ASK Jeff: The Rodale Institute’s farm manager, Jeff Moyer, answers your hardcore farming questions

Can you recommend the Howard PTO tiller?

Posted September 14, 2006

What Jeff brings to the table

Jeff Moyer, who’s been the farm manager here at the 333-acre Rodale Institute research farm for more than a quarter of a century, receives lots of mail from farmers just like you asking for advice. Jeff’s hands-in-the-dirt experience over the past 26 years has run the gamut from refining the farm's cover cropping and crop rotation systems (including managing 270 acres in a rotation of corn, small grains, hay, and edible soy beans for a Japanese market) to overseeing The Rodale Institue Farming Systems Trial®, the world’s longest running side-by-side comparison of organic and conventional agriculture. We thought it would be fun and informative to share some of these farmer-to-farmer exchanges, and Jeff’s practical wisdom, with our readers … and we’ll be doing it on a regular basis.

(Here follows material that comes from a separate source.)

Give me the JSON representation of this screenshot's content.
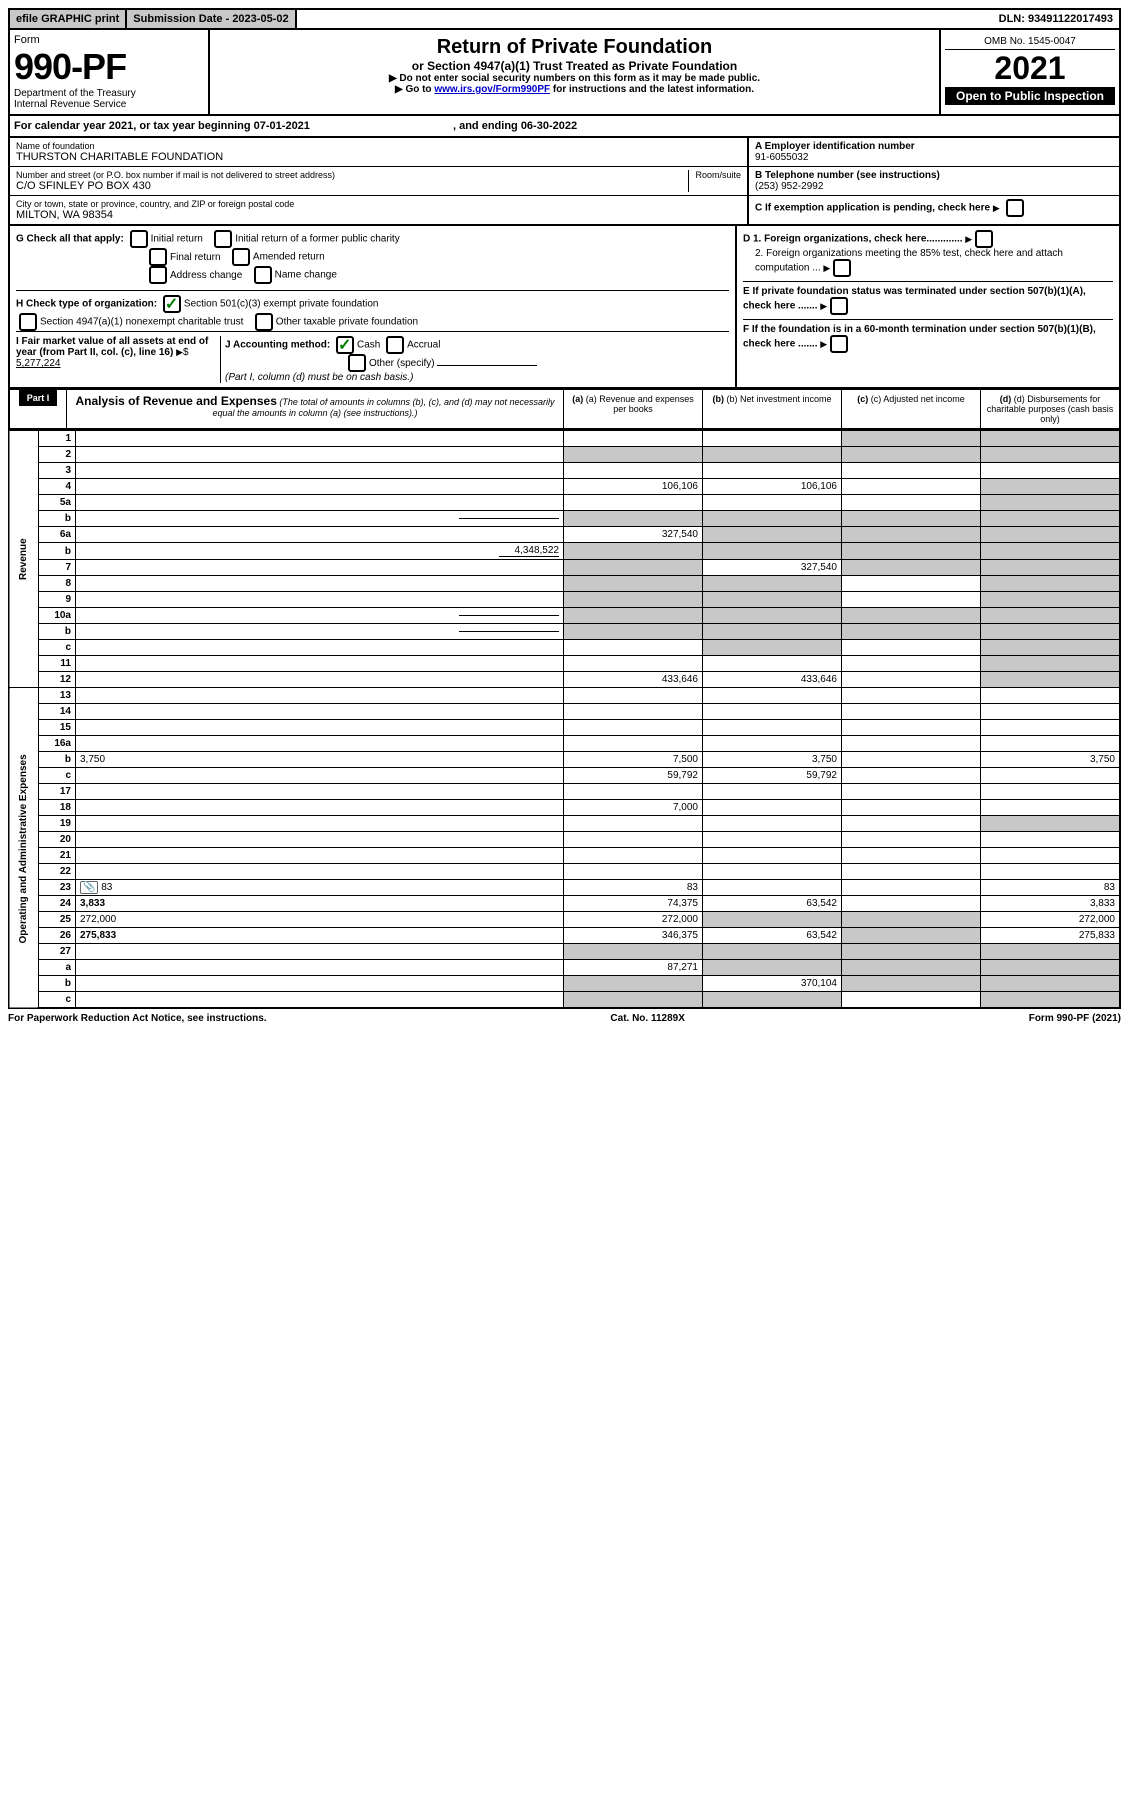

Got a question of your own? Click here to send it to Jeff.

Dear Jeff,

Do you have any experience with a PTO tiller, like the Howard? I've got 120 acres of former crop ground that has been in grass for a few years. A lot of the ground is rough from prior renters, gophers, etc. Rather than traditional tillage, I've been looking at tillers in the 10- to 12-foot range. There are none in central Minnesota and I can find no one that has experience with one. The closest Howard dealer is near Chicago, and I'm not going to buy a piece of equipment like this without trying it out. This is corn, bean and black-and-white cow country.

Larry Skoglund
New Mexico

Dear Larry,

Thanks for the email and the question about tillage. The Institute actually owns two Howard Rotovators—a 5 footer and a 7 footer. I wish you lived closer; I'd gladly let you borrow one to see how you liked it. We don't really use the tiller much so my experience is limited, but I'll tell you what I know. We use the 5-foot model in our vegetable operations to prepare a good, one pass seedbed and to incorporate crop residue after harvest. I know there are some folks out there talking about running the tiller over the ground at a fairly fast ground speed to just tear up the surface of the soil at a shallow depth, but I've never tried that.

I'm not sure how you planned on using one if you got one. If your thought was to use it as a one-pass tillage tool at a depth of 8 inches or so, I'd say it would be too slow and damaging to the soil structure (especially if the soil is wet). They really can pulverize the soil, creating a hardpan and destroying the soil structure if used too often that way. If your thoughts are to use it as a fast-moving shallow tiller, I have no experience to help you out. I will say that the Howard equipment we have is well built and has never given us cause to say otherwise. It is tough as nails.

Good luck, and let me know what you end up doing and how it works out.